RI Komitmen Tinggi Turunkan Emisi, Kok Batubara Masih Andalan?

Presiden Joko Widodo menegaskan Indonesia berkomitmen kuat ikut berkontribusi dalam penurunan emisi global sebesar 29% pada 2030. Kala melihat dari sektor energi, komitmen cukup berani ini apakah sejalan dengan praktik di lapangan?

Faisal Basri, mantan Ketua Tim Reformasi Tata Kelola Migas mengatakan, komitmen pemerintah ada untuk energi terbarukan, hingga dapat menekan emisi gas, tetapi dalam implementasi belum terlihat. Faktanya, batubara masih menjadi energi nomor satu, padahal memberi dampak besar terhadap perubahan iklim.

“Pemerintah makin meningkatkan komitmen penurunan emisi, tapi implementasi masih lemah. Tak sejalan,” katanya, dalam seminar “Menjawab Tantangan Ketahanan Energi dan Perubahan Iklim” di Universitas Atma Jaya Yogyakarta, baru-baru ini.

Sumber energi seperti gas, batubara, dan minyak produksi terus menurun. Bahkan dia memprediksi produksi batubara defisit dalam jangka lima tahun ke depan.

Baca juga: Ongkos Kesehatan Sampai Ratusan Triliun, Batubara Itu Ternyata Energi Termahal

Cadangan energi Indonesia sektor minyak tercatat 3,6 miliar barel pada 2015. Jumlah ini,  terus turun dibandingkan 20 tahun lalu mencapai 5 miliar barel. Jika tak ada gerakan serius pemerintah, dia memprediksi 12 tahun, sejak 2015, cadangan minyak bisa habis.

“Kita masih menimba minyak lebih banyak daripada menemukan sumur (minyak) baru.
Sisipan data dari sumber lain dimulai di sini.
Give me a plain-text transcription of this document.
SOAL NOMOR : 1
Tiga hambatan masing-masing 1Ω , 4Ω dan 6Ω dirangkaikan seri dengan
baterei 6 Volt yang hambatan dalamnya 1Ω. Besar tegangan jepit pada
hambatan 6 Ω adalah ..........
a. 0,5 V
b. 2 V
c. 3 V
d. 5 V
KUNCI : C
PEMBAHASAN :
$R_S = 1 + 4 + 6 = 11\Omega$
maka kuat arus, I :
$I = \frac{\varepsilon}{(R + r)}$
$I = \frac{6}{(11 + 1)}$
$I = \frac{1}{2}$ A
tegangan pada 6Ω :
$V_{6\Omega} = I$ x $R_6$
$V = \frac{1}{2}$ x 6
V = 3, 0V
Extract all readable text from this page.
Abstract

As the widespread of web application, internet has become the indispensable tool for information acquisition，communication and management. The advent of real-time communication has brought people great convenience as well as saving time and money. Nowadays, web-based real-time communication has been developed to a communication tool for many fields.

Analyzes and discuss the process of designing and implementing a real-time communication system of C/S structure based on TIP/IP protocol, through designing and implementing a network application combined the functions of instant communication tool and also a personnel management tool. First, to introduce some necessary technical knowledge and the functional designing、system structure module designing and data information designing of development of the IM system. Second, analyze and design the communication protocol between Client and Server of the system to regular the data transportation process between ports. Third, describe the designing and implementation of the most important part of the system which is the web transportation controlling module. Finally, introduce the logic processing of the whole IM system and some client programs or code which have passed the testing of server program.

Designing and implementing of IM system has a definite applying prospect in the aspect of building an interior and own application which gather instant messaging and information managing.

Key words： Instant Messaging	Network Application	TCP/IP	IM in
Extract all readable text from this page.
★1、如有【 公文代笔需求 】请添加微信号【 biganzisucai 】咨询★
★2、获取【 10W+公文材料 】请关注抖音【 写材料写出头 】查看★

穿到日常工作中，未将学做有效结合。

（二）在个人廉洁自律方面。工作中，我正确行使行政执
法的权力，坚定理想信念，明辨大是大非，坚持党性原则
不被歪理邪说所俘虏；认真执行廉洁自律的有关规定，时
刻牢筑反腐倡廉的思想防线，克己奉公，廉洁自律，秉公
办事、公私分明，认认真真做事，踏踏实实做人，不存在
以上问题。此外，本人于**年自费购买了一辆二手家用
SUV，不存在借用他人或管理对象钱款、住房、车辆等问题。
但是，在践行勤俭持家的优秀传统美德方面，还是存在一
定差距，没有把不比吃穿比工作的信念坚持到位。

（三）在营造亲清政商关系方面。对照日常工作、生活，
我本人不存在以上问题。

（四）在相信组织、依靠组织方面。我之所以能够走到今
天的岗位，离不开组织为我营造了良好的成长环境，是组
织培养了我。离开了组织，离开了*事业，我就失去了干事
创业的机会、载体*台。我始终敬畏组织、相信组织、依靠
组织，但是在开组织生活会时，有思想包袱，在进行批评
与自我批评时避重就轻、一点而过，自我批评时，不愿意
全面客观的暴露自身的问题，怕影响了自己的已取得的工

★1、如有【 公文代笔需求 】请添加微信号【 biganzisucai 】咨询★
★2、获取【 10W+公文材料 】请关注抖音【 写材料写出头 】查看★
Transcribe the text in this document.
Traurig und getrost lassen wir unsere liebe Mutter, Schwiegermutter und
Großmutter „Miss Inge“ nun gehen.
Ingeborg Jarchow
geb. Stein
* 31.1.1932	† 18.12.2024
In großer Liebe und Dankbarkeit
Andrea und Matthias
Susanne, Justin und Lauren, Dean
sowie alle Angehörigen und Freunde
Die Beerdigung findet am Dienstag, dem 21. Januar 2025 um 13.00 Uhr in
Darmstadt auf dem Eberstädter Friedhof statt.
Ini akan mengancam ketahanan energi,” katanya.

Pemerintah,  katanya, belum menemukan sumur baru, ditambah penggunaan energi terbarukan tak berjalan semestinya.

Baca juga: Angin Surga Beralih ke Energi Terbarukan Kala Pengembangan Masih Bertumpu Batubara

Dia juga memandang program 35.000 Mega Watt, masih minim  dari energi terbarukan, 60% masih bersumber batubara.

“Kita harus mengembangkan energi terbarukan, apalagi energi fosil terus defisit,” katanya.

Pemerintahan Jokowi, katanya, dalam merealisasikan energi ke desa yang belum ada listrik sudah cukup tinggi, terutama di perbatasan, walau masih banyak belum teraliri. Untuk itu, katanya, energi terbarukan seperti tenaga surya, mikrohidro, kincir angin, sampai biogas, bisa menjadi solusi dalam pemenuhan listrik.

“Ini yang harus diterapkan hingga mereka bisa akses energi,” ucap Faisal.

Senada dengan Faisal Basri, Wimar Witoelar,  pendiri YPB menilai pemerintah belum maksimal manfaatkan energi terbarukan meskipun energi fosil produksi turun.

 

Mahasiswa ambil peran

Penanganan maupun pencegahan perubahan iklim, perlu peran semua pihak, dari pemerintah, swasta, masyarakat termasuk mahasiswa. Generasi muda, kata Wimar, seperti mahasiswa,  penting peduli isu perubahan iklim karena bicara soal menjaga keberlanjutan dan kelestarian bumi bagi generasi mendatang.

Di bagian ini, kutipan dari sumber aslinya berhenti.